Since returning from their travels abroad, both Greb and Jung have become sojourner advocates at the Wang Center, where they encourage students to seek out opportunities to study away globally and locally.

“Some of the J-terms, like Neah Bay, give you the opportunity to go somewhere you wouldn’t think about going,” Jung said. “They can become more globally aware and globally focused even in their own community.
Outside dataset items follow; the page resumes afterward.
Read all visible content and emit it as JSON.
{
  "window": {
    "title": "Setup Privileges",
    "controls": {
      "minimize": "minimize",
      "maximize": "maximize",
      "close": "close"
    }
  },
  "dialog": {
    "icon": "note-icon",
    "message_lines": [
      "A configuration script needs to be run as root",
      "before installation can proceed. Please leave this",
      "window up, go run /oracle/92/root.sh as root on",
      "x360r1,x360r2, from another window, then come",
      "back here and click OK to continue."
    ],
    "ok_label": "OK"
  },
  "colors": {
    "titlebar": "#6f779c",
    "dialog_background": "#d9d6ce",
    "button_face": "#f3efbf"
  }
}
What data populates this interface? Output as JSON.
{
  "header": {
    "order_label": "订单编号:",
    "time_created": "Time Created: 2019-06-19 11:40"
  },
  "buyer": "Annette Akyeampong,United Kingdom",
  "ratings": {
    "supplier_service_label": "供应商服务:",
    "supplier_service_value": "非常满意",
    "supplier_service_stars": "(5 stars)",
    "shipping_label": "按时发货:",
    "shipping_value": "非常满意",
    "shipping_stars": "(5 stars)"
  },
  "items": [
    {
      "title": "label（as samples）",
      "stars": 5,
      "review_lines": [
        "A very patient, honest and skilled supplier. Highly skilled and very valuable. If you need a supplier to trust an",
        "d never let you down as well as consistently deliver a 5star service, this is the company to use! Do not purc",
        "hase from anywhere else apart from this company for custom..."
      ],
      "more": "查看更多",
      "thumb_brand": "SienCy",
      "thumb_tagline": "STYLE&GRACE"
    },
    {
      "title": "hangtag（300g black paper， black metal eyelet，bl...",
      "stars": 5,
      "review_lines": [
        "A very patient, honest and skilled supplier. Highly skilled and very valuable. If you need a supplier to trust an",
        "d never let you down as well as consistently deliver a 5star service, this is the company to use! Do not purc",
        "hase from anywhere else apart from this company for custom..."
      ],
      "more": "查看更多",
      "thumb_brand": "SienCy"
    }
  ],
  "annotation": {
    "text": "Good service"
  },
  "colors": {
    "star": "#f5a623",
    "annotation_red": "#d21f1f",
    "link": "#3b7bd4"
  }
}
Even if you aren’t able to go abroad you can still cultivate that global knowledge that the school emphasizes,” Greb added.

Regardless of where they study, these types of experiences are invaluable to students, according to Acting Director of the Wang Center Tamara Williams. “Because we go there to study and not travel, because of the way we engage, we ultimately get to know people and places more than if it were just travel,” said Williams. “When we say global education, we don’t just mean beyond our borders.”

Studying away helps students foster a variety of skills that will help them be successful when they return to PLU and after they graduate.

“Students are actually demonstrating evidence that they are able to move nimbly from one cultural context to another,” Williams explained.

Such willingness to participate outside their comfort zone, flexibility, and maturity are the types of qualities that will expand opportunities for students.

“The study away experience is an experience that is increasingly being valued by graduate schools and non-profits,” said Williams. “There have been longitudinal studies that have been published recently that students will find jobs in half the time than students who don’t study away.”

The Wang Center hosted in annual study away fair Wednesday in the UC, where it promoted its diverse program offerings ranging from J-terms on the Tacoma Hill Top and in Tanzania and semesters in Norway and Trinidad and Tobago.

“It’s a life experience and so what you learn while you’re away you’ll carry on throughout your life,” Greb said.